13. Children's Privacy
Our Services are not directed to children under 13 in the United States (or under 16 in the EEA/UK). We do not knowingly collect personal data from children below these ages. If you believe a child has provided us with personal data, contact us immediately and we will delete it promptly.
14. Changes to This Policy
We will notify you of material changes to this Privacy Policy by email or prominent notice within the Services at least 30 days before the changes take effect. Non-material changes (e.g., clarifications, formatting) may be made without advance notice.
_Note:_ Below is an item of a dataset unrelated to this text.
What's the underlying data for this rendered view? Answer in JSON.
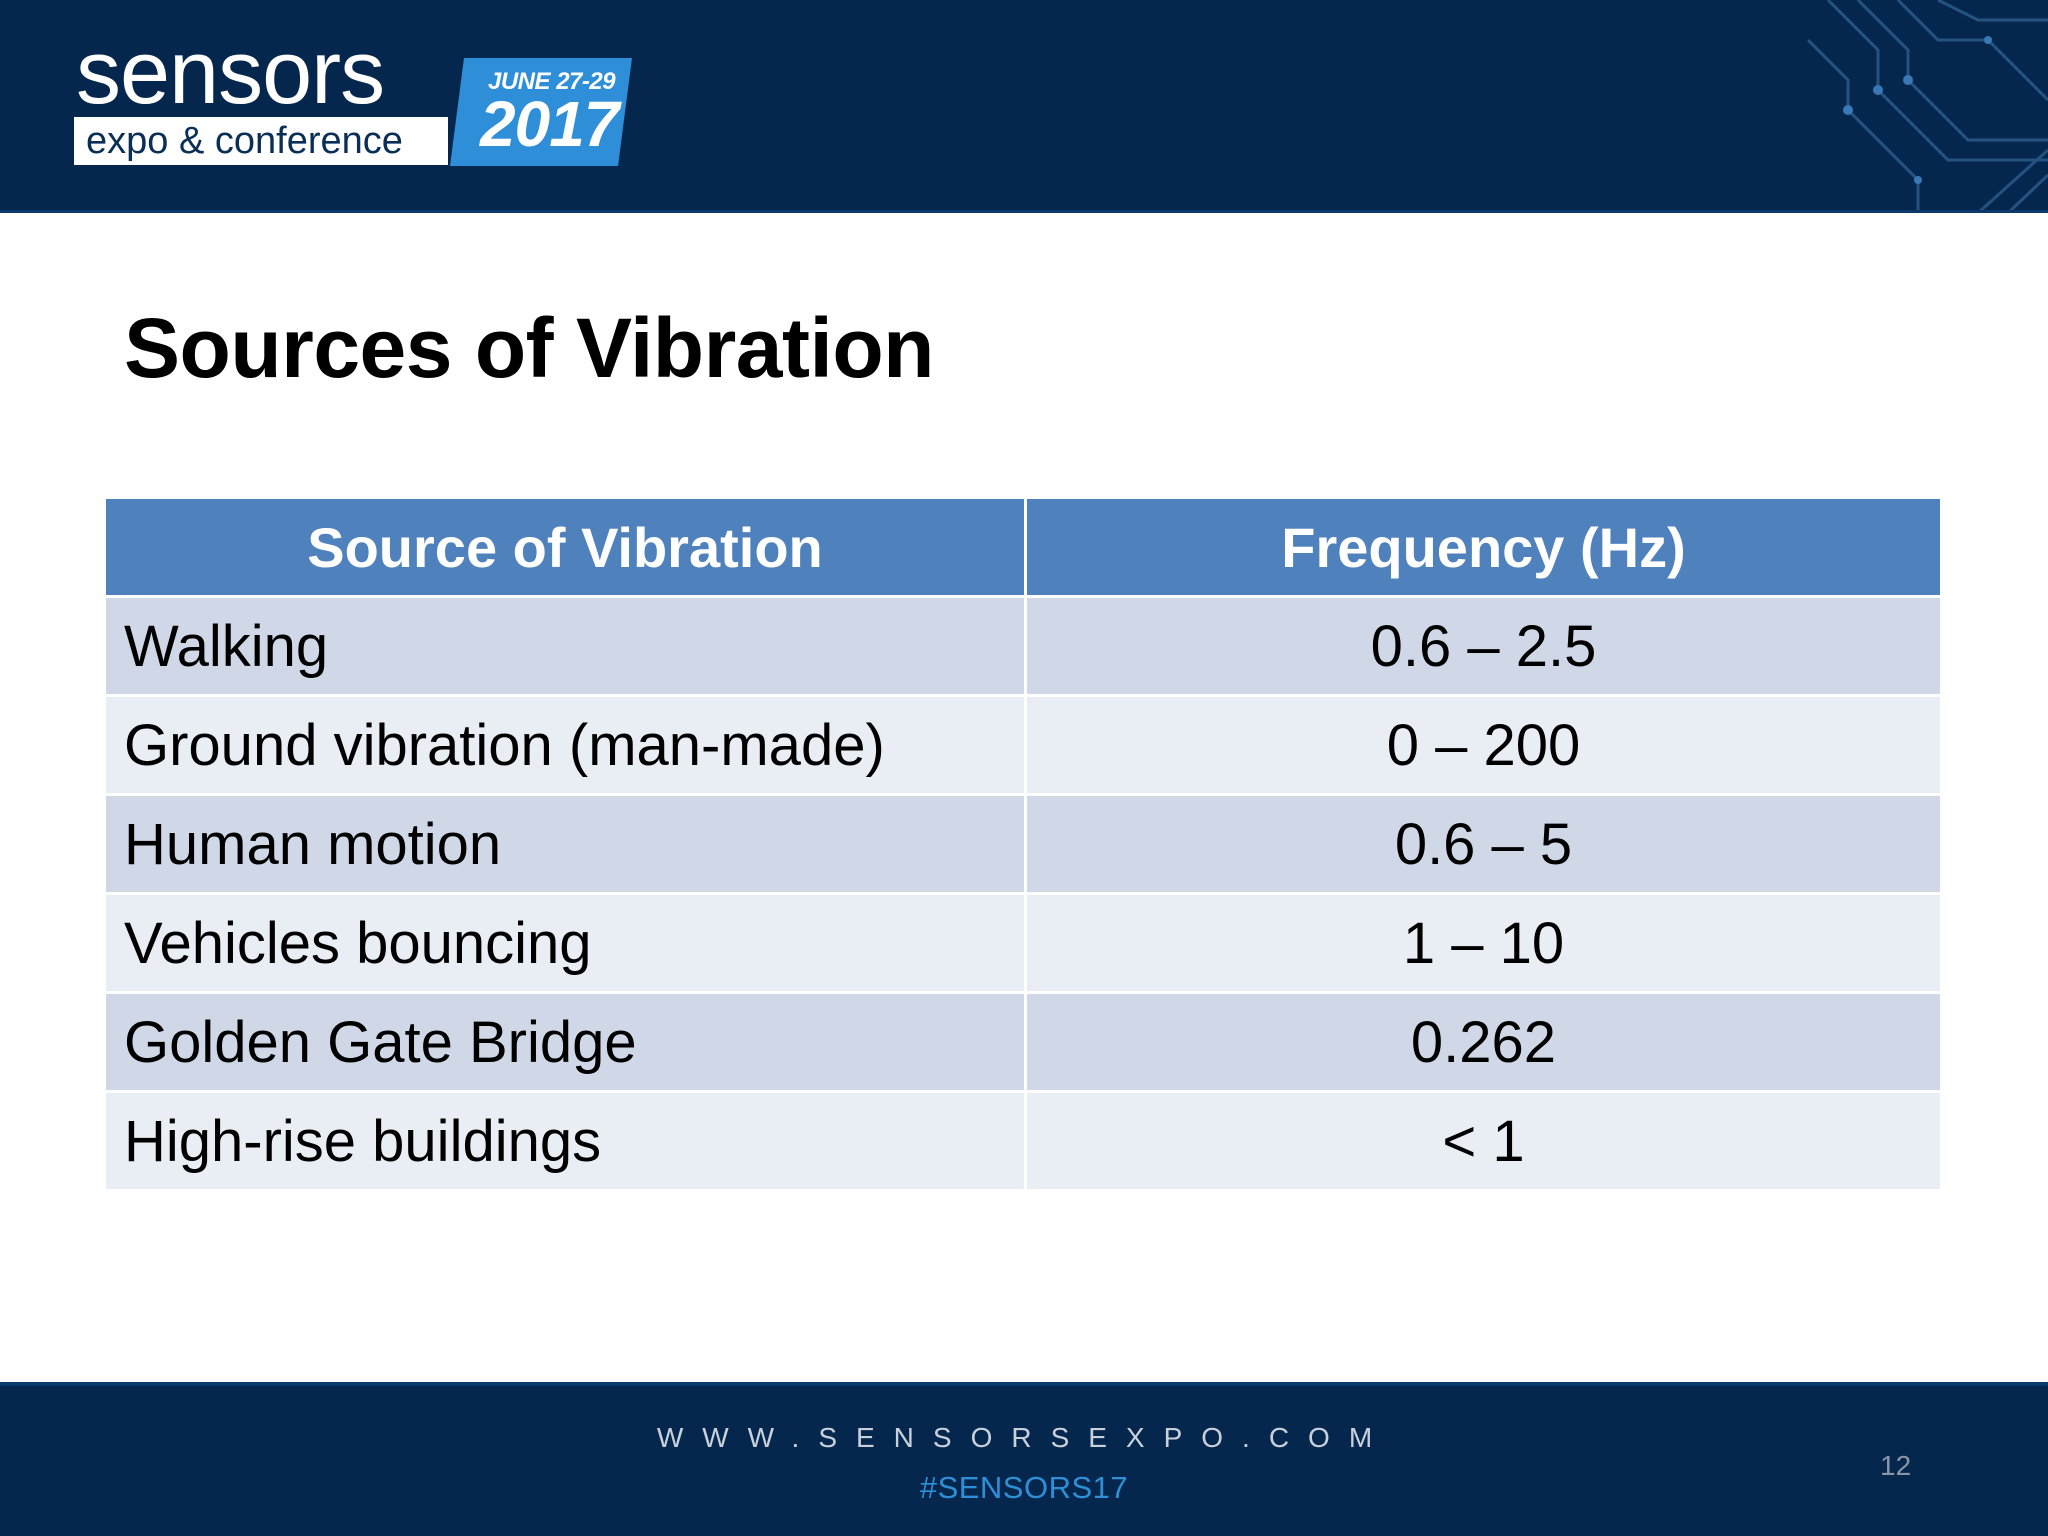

The "Effective Date" and "Last Updated" date at the top reflect the most recent revision. Continued use of the Services after the effective date constitutes acceptance.
15. Contact and Complaints
For privacy questions, data subject requests, or concerns:
Elysium Spark LLC d.b.a. Revolution Labs Email: Click 'Contact' in the footer Phone: (504) 556-2094 3014 Dauphine St., STE 100 #90883 New Orleans, LA 70117
We aim to respond to all requests within 30 days. If you are unsatisfied with our response, you have the right to escalate to your local data protection authority.